Zehra'nın annesi Gülsüm kadın kapıdakileri görünce bir şaşırdı, 'hayr olsun' dedi yüreği. Buralarda genç kız olan bir eve, kuşluk vakti çıkarken kadınlar gelirse, sebep belliydi.
Buyur etti hemen odaya, kapı sesini duyan gelinleri de çıkmıştı birer birer kendi kulübelerinden.
Fatma kadın her gelen kadına 'acaba bu mu' deyip bakıyordu. Birinin yaşı 30 üstü idi kesin 'bu değil' dedi içinden, biri çok zayıftı yüzü çökmüş gibiydi 'bu da değil' dedi tekrar tabi içinden, birinin gözleri yeşildi 'bu hiç değil' deyip gelinleri süzen gözlerini geri çevirip girdi buyur edildiği odaya.
Biraz nasılsınlar, biraz oradan biraz buradan sohbet edildi. Geldikleri gibi kaybolmuştu Hatice, burayı bildiği belliydi. Kaybolan gelinini sormadığına göre Ayşe de bu durumdan haberdardı. Fatma kadın kalbinin pırpır atmasını durduramıyor telaş yapıyordu. Oğlunun arkasından iş çeviriyor olması, yine yanlış karar verip onu mutsuz ederim şüphesi, bir bilinmezlik deryası içindeydi. Kız hakkında denilenlere inanmasa da, içindeki sıkıntı, bir de torunları tabi...Üç çocuk vardı ve burada daha yirmisine bile girmemiş genç bir kız. O ister miydi, o istese çocuklar ne derdi tabi Seyyid bambaşka bir hâldi.

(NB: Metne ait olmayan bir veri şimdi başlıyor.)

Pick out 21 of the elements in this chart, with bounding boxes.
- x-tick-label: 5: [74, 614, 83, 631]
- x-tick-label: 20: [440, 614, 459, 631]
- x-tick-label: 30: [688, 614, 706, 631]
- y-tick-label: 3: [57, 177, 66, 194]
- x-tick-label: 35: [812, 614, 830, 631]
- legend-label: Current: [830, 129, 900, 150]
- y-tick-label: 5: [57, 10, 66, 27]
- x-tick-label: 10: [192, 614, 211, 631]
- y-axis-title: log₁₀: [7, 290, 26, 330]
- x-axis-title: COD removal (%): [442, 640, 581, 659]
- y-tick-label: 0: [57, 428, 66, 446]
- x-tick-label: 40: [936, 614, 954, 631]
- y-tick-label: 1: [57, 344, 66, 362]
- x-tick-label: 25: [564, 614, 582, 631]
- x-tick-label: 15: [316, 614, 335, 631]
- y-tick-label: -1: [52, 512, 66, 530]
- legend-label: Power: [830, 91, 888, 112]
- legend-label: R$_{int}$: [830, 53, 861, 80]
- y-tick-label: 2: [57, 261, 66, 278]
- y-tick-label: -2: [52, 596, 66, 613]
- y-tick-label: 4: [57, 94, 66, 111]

Gözlerini kapatıp, derin bir soluk çekti içine. 'Yardım et ya Rab' dedi yüreği, dudaklarından bile dökülmeyen bir dua sadece, tek duyanı Yaradanı.
Odanın kapısı açıldı, elinde bir limon kolonyası ile bir genç kız girdi. Başı hafif önde, heyecanlı olduğu belli elleri ile yavaşça uzattı kolanyayı. Arkasından gelip yanlarına oturan Hatice'yi bile görmemişti Fatma kadın. Kıza baktı, bakarken yaşardı gözleri, anlamlandıramadı içinde bulunduğu ruh halini.
Bu kız mıydı 'uğursuz' Gözlerindeki çekince ile ona bakan, elleri heyecandan titreyen bu kızcağıza mı uğursuz deyip zehir ediyorlardı hayatı. Gözünden bir damla yaş düştü tam da kızın kolanyayı döktüğü avuçlarına.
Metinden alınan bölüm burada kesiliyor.